ADVICE TO LOVERS
by Beatrice Fairfax
New York Evening Journal, 1898
Dear Madam: I read that you will advise young persons concerning
their love affairs. I want your advice. I came from Ireland six
months ago. A young man whom I have known since I was a little
girl asked me to promise to marry him. . . . It was breaking my
heart to come away, and I loved him dearly when he asked me. So
I said yes. He is to come over as soon as he gets enough money.
When I reached this country I met another young man at my married
sister's. I have been to some picnics with him, and I see him
often, and I think I have fallen in love with him. It will kill
my friend in Ireland if I am not true to him, and it will kill
me if I have to be. Please advise me.
My Dear Nora:
I am glad that you are, although apparently fickle, at least
conscientious enough to be troubled by your fickleness. That is
a sign that your heart is pretty nearly in the right place....
Don't try to decide anything now. Don't see the new young man
much. Avoid the occasions of inconstancy. Remember that as an
honest girl, you cannot encourage him while you are pledged to
another. And wait. Grow accustomed to your new surroundings and
your new life. Then act as your heart directs. And be sure of
this, Nora dear. It will not kill the young man if you should
fail him. Death is not so easily accomplished.
Dear Madam: I have been keeping company with a young man
for some time, and I love him. He seemed to love me in return,
but he told me some time ago that he did not care to keep steady
company, and left me.... I asked him the last time if he thought
we would ever go together again, and he said he could not tell,
as at the present time, he did not want any girl, but still he
likes to go out with me. I keep company with a young man who loves
me, and I like him, but I do not love him as much as I do the
other.... I would accept my first lover tomorrow. If I were to
be married, and were at the altar with the second one, and could
see the chance to marry the first, I would back out and return
with my old love, if I knew he would be true to me.
Lida May, you sentimental girls who lack pride and self-respect
and call that lack "love" are rapidly destroying my
sympathy with the victims of the tender passion.
Have you any ground whatever for believing that a man who has
played fast and loose with your feelings as your admirer would
be a faithful or loving husband? Why don't you summon a little
common sense to your aid? The man has insulted, rebuffed and wounded
you. Could you possibly put yourself again in a position where
he could again hurt you? A broken heart—I dare say you think
you are suffering from that—is a trifling complaint compared
to a bad husband. Do be brave and self-respecting, and dismiss
this creature from your mind and life.
Dear Madam: I am a young lady who is very much in love with
a young man who is now at present a soldier with the First Regiment,
Company K at San Francisco. Before leaving, he promised to write
to me, pretending he cared for me. He never fulfilled his promise,
and since he left, I have found out that while he was going with
me, he was at the same time going with another girl. I would like
to ask your advice what I should do. Write to him and tell him
what I think of him or let him pass out of my mind forever?
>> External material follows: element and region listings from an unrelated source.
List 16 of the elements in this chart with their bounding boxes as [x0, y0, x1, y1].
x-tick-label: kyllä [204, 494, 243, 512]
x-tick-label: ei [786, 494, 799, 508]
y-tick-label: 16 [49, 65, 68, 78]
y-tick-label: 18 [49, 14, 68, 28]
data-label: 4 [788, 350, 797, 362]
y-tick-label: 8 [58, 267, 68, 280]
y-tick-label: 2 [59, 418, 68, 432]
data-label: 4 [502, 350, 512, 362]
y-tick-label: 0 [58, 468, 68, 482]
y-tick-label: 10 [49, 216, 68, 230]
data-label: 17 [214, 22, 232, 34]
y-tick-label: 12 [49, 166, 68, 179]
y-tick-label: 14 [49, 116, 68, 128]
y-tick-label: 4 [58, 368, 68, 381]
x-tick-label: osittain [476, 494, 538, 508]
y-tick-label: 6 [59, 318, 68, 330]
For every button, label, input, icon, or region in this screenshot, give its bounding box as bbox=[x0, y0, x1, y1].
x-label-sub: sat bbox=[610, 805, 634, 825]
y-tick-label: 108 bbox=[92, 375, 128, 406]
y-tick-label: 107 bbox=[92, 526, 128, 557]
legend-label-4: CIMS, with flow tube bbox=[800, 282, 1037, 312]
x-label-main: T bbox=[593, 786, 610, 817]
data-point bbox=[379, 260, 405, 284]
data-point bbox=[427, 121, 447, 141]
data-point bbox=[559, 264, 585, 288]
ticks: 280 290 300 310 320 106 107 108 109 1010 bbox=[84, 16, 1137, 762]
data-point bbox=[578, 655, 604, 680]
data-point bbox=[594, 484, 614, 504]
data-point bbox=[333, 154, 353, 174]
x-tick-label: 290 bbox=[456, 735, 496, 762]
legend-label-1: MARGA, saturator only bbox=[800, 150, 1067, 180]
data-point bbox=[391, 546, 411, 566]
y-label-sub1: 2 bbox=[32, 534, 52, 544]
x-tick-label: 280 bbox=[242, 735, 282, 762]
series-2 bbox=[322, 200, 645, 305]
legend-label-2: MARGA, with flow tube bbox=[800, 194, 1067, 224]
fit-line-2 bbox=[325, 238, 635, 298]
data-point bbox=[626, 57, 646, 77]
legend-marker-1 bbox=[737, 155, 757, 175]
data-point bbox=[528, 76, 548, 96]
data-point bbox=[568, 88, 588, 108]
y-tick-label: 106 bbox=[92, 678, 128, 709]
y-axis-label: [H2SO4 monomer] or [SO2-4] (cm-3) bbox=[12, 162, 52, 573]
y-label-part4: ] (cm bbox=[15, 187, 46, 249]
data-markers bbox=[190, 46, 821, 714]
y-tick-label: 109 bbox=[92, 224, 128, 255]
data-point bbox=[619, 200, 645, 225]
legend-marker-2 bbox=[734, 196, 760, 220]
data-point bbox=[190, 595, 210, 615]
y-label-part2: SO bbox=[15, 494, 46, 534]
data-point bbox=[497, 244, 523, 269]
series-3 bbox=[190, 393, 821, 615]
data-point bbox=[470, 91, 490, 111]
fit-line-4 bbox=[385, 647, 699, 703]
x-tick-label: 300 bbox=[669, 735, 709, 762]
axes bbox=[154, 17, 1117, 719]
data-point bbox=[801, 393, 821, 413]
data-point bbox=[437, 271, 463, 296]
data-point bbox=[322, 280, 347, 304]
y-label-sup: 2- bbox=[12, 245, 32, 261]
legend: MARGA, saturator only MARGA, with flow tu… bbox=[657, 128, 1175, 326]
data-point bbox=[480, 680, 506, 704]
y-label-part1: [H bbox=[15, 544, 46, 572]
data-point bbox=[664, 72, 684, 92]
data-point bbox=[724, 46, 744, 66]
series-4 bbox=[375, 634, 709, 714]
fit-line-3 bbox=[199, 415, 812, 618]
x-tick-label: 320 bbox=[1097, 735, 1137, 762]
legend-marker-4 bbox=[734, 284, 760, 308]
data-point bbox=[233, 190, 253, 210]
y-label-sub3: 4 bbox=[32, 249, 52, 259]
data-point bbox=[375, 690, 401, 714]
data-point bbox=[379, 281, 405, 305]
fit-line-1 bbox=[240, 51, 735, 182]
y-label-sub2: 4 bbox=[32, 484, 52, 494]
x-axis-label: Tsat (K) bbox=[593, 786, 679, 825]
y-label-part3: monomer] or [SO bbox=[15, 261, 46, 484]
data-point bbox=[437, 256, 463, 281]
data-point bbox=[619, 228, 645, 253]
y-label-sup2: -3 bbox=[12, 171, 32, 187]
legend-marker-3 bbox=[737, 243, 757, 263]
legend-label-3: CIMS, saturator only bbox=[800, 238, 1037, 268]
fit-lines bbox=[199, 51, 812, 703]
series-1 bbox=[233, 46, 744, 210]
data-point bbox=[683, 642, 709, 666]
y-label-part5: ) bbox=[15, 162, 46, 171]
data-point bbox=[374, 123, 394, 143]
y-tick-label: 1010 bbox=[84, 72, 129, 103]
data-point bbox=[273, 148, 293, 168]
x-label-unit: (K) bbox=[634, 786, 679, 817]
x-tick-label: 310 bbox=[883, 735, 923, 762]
My Dear Girl: To write a letter requires some mental effort.
To send it requires a two-cent stamp. Believe me, your fickle
soldier is worth neither expenditure. Let him pass out of your
mind without flattering his vanity by reproaches.
Dear Madam—I am a married woman, considered nice-looking,
age twenty-eight, have been married eleven years, have always
had to work hard, and now my husband's business is very good.
He makes on an average of $20 to $25 a week, or maybe $30. He
claims that $11 a week is enough to pay $12 a month rent, clothe
and feed my little girl and boy, my husband and myself. I cannot
possibly do it, so I have made up my mind to let him keep the
children in clothes and pay their board, and I will strike out
for myself. I think a man does not deserve a wife that is so close
with his money. Can he do anything if I take the children away
and leave the home to him, or what am I entitled to? He is very
abusive sometimes, too. The last time he abused me, he deliberately
took his foot and tripped me, sending me full length and weight
on one side.
Your case is a very hard one, Ethel May, but I would certainly
not advise you to "strike out" if it necessitates leaving
your children, and there are so few things open to a woman with
children. I cannot imagine anything more desolate for them than
to be put out to board while their father saved his money and
their mother "struck out" for herself. The law will
oblige your husband to support you in accordance with his means.
Why don't you have a serious talk with him and tell him that it
is impossible for you to get along on the allowance he makes you.
It is just possible that the hundredth talk on the subject might
find him reasonable if you talk quietly and don't "nag."
And you might be able to earn a little money in your own home
by taking in plain sewing or making preserves, or doing whatever
you can do best. If you leave him, he can divorce you for desertion.
In the meantime, your children ought to be a great comfort to
you if you are the right sort of a little woman, and I know you
are. They ought to compensate for a great deal.
Beatrice Fairfax is the pen name of Marie Manning, who penned
America’s first write-in advice column on July 20, 1898
for William Randolph Hearst's “New York Evening Journal.”
The column was an instant success, and in the following decades,
both Manning and others wrote under the pen name Beatrice Fairfax.